The record was recorded very quickly and very cheaply in one 14 hour marathon session by Mass Giorgini, later of Sonic Iguana fame. Ben has said that both he and Danny Vapid prefer Leave Home, but thought they could do a better job on this album. They also wanted to start at the beginning. Screeching Weasel chose not to mess around too much with the Ramones’ arrangements. The songs were slightly sped up, but otherwise largely musically true to the original versions. Any differences were subtle, like an extra noodling guitar part on “I Wanna Be Your Boyfriend” or an extra vocal melody on “53rd and 3rd”. The main difference was in the lead vocals. Ben Weasel’s nasally rasp stood in stark contrast to Joey’s unorthodox but somehow melodic delivery.

Giorgini mixed the LP the same way that the first Ramones was. The guitars and vocals were on one side, and the bass and drums were on the other. The band even attempted to pose for a black and white cover photo similar to the 1976 classic. The record ended up working really well, even if it was a bit of a novelty. Although covering a complete has become a fairly common practice, it was virtually unheard of at the time, at least in punk circles. It was a little refreshing. After years of hardcore encouraging bands to kill their idols, it was nice to see the next generation give credit where credit was due.
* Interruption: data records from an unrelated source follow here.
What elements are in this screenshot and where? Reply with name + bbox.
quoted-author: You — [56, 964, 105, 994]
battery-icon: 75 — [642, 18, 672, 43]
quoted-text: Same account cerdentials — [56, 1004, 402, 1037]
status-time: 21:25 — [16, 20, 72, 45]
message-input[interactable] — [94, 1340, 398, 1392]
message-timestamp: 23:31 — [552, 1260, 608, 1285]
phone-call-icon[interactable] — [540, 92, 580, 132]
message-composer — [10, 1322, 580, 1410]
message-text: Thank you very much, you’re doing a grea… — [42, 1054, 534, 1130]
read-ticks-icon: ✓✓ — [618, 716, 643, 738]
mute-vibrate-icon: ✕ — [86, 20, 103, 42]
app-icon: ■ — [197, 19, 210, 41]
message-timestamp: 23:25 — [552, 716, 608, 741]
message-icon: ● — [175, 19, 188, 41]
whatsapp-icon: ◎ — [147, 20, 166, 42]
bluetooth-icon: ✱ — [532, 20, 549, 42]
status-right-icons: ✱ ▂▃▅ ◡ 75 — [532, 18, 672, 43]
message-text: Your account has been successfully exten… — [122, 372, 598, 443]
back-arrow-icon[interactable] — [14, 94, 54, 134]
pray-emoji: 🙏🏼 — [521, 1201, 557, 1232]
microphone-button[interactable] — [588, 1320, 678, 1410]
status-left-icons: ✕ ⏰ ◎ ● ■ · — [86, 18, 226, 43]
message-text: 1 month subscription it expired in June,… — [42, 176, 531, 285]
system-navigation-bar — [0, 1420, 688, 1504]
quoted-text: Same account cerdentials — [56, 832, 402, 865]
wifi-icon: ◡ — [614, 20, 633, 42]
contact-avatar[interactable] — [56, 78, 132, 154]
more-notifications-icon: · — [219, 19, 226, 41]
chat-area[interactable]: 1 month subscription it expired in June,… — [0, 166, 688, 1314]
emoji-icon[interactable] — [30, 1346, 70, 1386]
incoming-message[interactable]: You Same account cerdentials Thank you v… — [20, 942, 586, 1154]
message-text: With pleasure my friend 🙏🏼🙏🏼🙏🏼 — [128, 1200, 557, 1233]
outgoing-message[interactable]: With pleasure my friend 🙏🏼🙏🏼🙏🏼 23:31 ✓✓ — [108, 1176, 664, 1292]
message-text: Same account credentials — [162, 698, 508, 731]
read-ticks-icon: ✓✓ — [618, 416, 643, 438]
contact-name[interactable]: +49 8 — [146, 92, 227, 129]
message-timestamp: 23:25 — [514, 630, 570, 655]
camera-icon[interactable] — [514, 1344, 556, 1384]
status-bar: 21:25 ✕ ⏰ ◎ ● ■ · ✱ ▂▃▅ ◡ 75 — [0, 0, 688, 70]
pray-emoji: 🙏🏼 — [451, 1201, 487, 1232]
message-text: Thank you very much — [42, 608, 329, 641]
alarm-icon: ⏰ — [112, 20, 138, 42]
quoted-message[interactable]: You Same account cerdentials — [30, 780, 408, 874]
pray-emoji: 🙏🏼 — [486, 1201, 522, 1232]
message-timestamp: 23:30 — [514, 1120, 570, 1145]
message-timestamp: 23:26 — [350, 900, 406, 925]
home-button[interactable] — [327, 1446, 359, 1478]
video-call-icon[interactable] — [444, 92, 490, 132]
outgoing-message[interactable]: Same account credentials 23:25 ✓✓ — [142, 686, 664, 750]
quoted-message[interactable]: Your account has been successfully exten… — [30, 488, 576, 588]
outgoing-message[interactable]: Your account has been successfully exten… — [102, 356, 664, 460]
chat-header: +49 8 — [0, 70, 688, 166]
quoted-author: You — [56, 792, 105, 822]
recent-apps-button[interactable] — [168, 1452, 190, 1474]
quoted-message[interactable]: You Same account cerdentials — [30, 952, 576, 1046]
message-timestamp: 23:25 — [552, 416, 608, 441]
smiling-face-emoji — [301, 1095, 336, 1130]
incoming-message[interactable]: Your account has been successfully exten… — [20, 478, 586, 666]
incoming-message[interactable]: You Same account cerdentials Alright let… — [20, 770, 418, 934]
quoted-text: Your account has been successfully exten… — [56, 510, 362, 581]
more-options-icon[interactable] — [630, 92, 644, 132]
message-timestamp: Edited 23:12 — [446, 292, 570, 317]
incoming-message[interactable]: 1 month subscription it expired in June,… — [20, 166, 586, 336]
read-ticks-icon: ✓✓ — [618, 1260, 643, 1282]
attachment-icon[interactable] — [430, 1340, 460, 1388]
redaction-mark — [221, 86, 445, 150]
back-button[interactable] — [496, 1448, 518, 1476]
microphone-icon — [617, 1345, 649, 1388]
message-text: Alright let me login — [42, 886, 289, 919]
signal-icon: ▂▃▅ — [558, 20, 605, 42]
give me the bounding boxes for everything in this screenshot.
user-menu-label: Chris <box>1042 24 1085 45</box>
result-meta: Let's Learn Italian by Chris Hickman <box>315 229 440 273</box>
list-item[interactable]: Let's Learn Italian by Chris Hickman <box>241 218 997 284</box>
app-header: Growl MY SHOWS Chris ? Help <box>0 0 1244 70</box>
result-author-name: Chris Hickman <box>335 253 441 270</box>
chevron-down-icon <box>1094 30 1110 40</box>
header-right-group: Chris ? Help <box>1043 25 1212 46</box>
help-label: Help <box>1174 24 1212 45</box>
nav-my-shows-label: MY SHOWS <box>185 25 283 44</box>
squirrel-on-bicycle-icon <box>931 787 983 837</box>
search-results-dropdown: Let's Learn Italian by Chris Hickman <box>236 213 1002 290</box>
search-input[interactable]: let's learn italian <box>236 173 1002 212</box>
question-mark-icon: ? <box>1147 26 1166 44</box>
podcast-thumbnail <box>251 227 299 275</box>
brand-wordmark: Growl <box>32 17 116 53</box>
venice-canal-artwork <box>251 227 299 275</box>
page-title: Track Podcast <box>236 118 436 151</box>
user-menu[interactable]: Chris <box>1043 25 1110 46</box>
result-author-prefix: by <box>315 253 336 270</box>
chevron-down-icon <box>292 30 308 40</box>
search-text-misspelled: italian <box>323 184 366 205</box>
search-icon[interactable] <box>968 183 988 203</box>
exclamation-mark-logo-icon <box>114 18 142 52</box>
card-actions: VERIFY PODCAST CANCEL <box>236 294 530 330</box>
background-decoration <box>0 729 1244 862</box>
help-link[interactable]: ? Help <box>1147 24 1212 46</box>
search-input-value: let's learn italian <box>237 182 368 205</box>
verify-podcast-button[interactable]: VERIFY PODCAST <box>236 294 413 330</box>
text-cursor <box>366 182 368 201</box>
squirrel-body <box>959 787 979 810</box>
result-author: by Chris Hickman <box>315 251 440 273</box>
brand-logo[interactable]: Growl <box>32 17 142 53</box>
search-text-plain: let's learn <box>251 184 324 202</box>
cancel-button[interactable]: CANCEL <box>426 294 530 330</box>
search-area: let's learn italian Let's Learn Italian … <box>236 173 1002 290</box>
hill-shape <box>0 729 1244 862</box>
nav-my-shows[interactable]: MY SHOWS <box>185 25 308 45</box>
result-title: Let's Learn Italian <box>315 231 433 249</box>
Screeching Weasel’s Ramones has aged far better than most of the records in this series, which ended up going on way too long (on various other labels). It’s essential listening for SW fans, but probably not old school Ramones fans. While it can’t touch the original, it does it justice and remains very listenable. It has been reissued by a couple of different labels over the years, and is currently available as Beat is on the Brat (with bonus tracks) on Panic Button. It obviously didn’t hurt that they started with arguably the strongest punk material of all time. It may seem strange to praise a band for taking a 10/10 album and turning it into an 8/10 album, but it’s simply impossible to match the magic that the Ramones somehow managed to capture 40 years ago.